# Santa Claus here - Hello there!



## Santa (Sep 4, 2014)

Well at least I am the author of the Santa Claus Trilogy. Further, I *AM *a professional Santa Claus going on my 12th season. Lastly I am Joseph and my wife (and Mrs. Claus) is Mary. I have written 4 novels, 18 children's books and tons of extemporaneous musings for magazines, business journals, etc. I am pleased to be here and I am always anxious to learn from my fellow writers.


----------



## aj47 (Sep 4, 2014)

Welcome to the WF community.  Once you've leveled up (ten posts) you'll be able to share your work in the Workshop areas (which aren't accessible to you now).  The workshop areas are members-only--no search engines.

In the meantime, it looks like you may have knowledge or insight on writing topics.  Feel free to join a discussion or give honest feedback on the work you read here.   
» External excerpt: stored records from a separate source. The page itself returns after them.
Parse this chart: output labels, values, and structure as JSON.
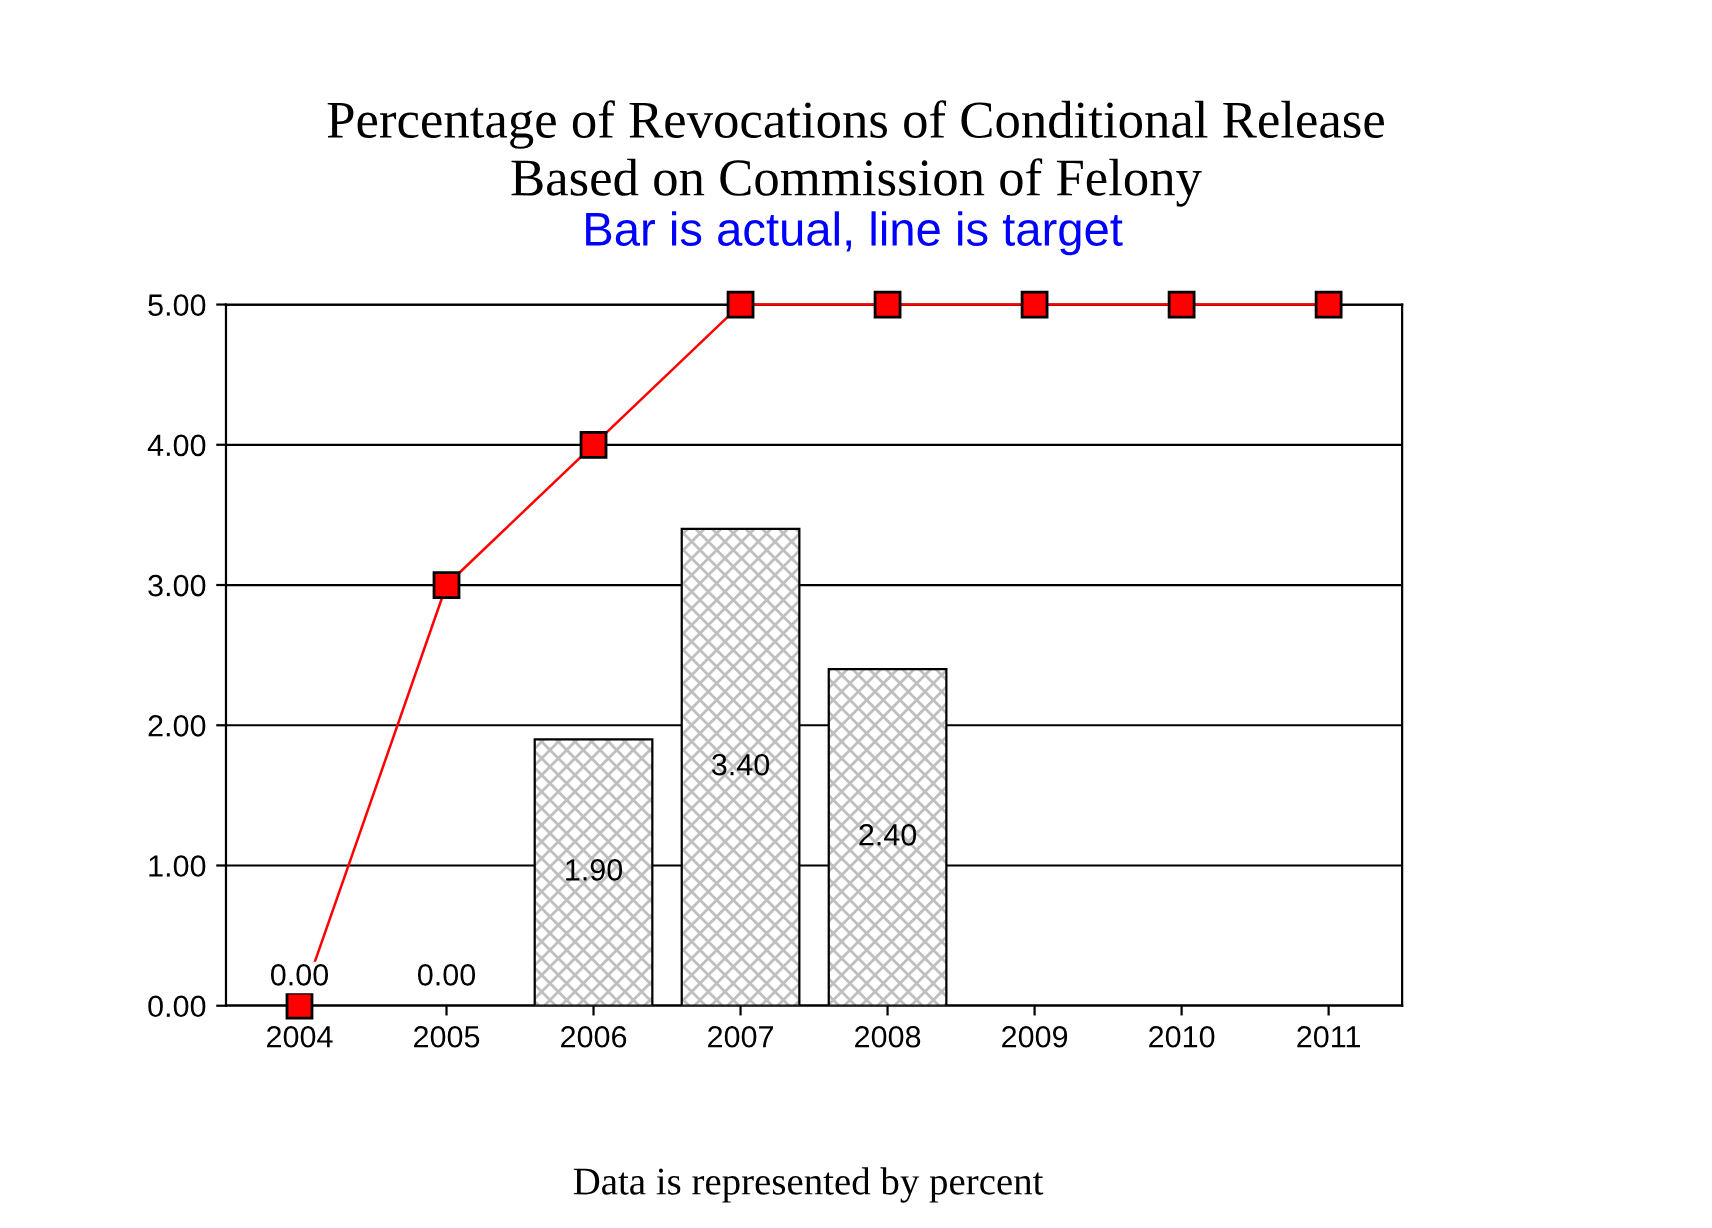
{
  "chart_data": {
    "type": "bar",
    "title": "Percentage of Revocations of Conditional Release\nBased on Commission of Felony",
    "subtitle": "Bar is actual, line is target",
    "categories": [
      "2004",
      "2005",
      "2006",
      "2007",
      "2008",
      "2009",
      "2010",
      "2011"
    ],
    "series": [
      {
        "color": "#000000",
        "values": [
          0,
          0,
          1.9,
          3.4,
          2.4,
          null,
          null,
          null
        ],
        "value_labels": [
          "0.00",
          "0.00",
          "1.90",
          "3.40",
          "2.40",
          null,
          null,
          null
        ]
      },
      {
        "type": "line",
        "color": "#ff0000",
        "marker": "square",
        "values": [
          0,
          3,
          4,
          5,
          5,
          5,
          5,
          5
        ]
      }
    ],
    "ylim": [
      0,
      5
    ],
    "yticks": [
      {
        "value": 0,
        "label": "0.00"
      },
      {
        "value": 1,
        "label": "1.00"
      },
      {
        "value": 2,
        "label": "2.00"
      },
      {
        "value": 3,
        "label": "3.00"
      },
      {
        "value": 4,
        "label": "4.00"
      },
      {
        "value": 5,
        "label": "5.00"
      }
    ],
    "grid": "y",
    "legend": false,
    "annotations": [
      "Data is represented by percent"
    ]
  }
}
In any case, come in, look around, and get comfy.


----------



## Gavrushka (Sep 4, 2014)

Hey welcome Santa! 

That's quite a CV you have there; I'll be sure to look out for your posts. 
And, umm, is it too early to offer you my Christmas list? :bigsmurf:


----------



## PiP (Sep 4, 2014)

Santa said:


> I *AM *a professional Santa Claus going on my 12th season


 That sounds great fun! Can I PM you my Christmas list, please?

As G has already said, your CV is impressive 

Welcome to our community, Santa.


----------



## Nickleby (Sep 4, 2014)

Wouldn't Santa just get his elves to do his writing for him? or would they give him the time to work on his memoirs?

Now we only need to get the Easter Bunny and Paul Bunyan to join up.

Welcome to Writing Forums. Contact a staff member if you have questions or concerns.


----------



## Pandora (Sep 4, 2014)

Oh Santa! now I'm excited! I am a Christmas freak, called Mrs. Claus by family and friends. So nice to meet you Joesph, can't wait to hear from you, I feel like a kid again. 111 days 5 hours 49 minutes to go! Welcome to WF!


----------



## TheFuhrer02 (Sep 4, 2014)

Hi there, Santa! Welcome to the forums! Here are some cookies! :cookie: Unfortunately, though, we don't have milk. We do have coffee. Oh, wait. We're already out of coffee. Still, welcome! :hi:

*whispers* Hey, I'd like to have a PS4 for Christmas? Yeah, I don't have it yet. I know, it's quite a bummer. Didn't you get my mail last Christmas?


----------



## Santa (Sep 12, 2014)

Thanks much, Annie.

- - - Updated - - -

Cookies are just fine real or electronic!

Ho, ho, HO Pandora! Great to be here! And happy to reacquaint myself to you! Hope to meet a great many "Christmas Freaks" here! All the best to you.

Never too early for lists! And never too early to start behaving so I can bring it! Happy to meet you all. And of course the elves do the printing, formatting, etc., but I do the writing!


----------



## Pandora (Sep 12, 2014)

I can't believe how excited I am! Santa just makes me feel cozy warm, smiles all around!


----------



## J Anfinson (Sep 12, 2014)

Welcome to WF, Santa. I'm sure you'll love it here.

Psst, and by the way... you owe me about 20 years worth of goodies. Cough it up, pal.


----------



## Threak 17 (Sep 14, 2014)

Welcome Santa! Keep up the good work! Looking forward to your posts, and, rest assured, when you drop by the cookies and milk will be left by the fireplace, as per usual!


----------



## Santa (Sep 19, 2014)

You all are great. Thanks for the welcomes and good feelings. I am sure I will enjoy it here.


----------



## Aphelion (Sep 22, 2014)

Welcome, Santa! Congratulations with all of your success -- eighteen children's books! I look forward to seeing you around the board.


----------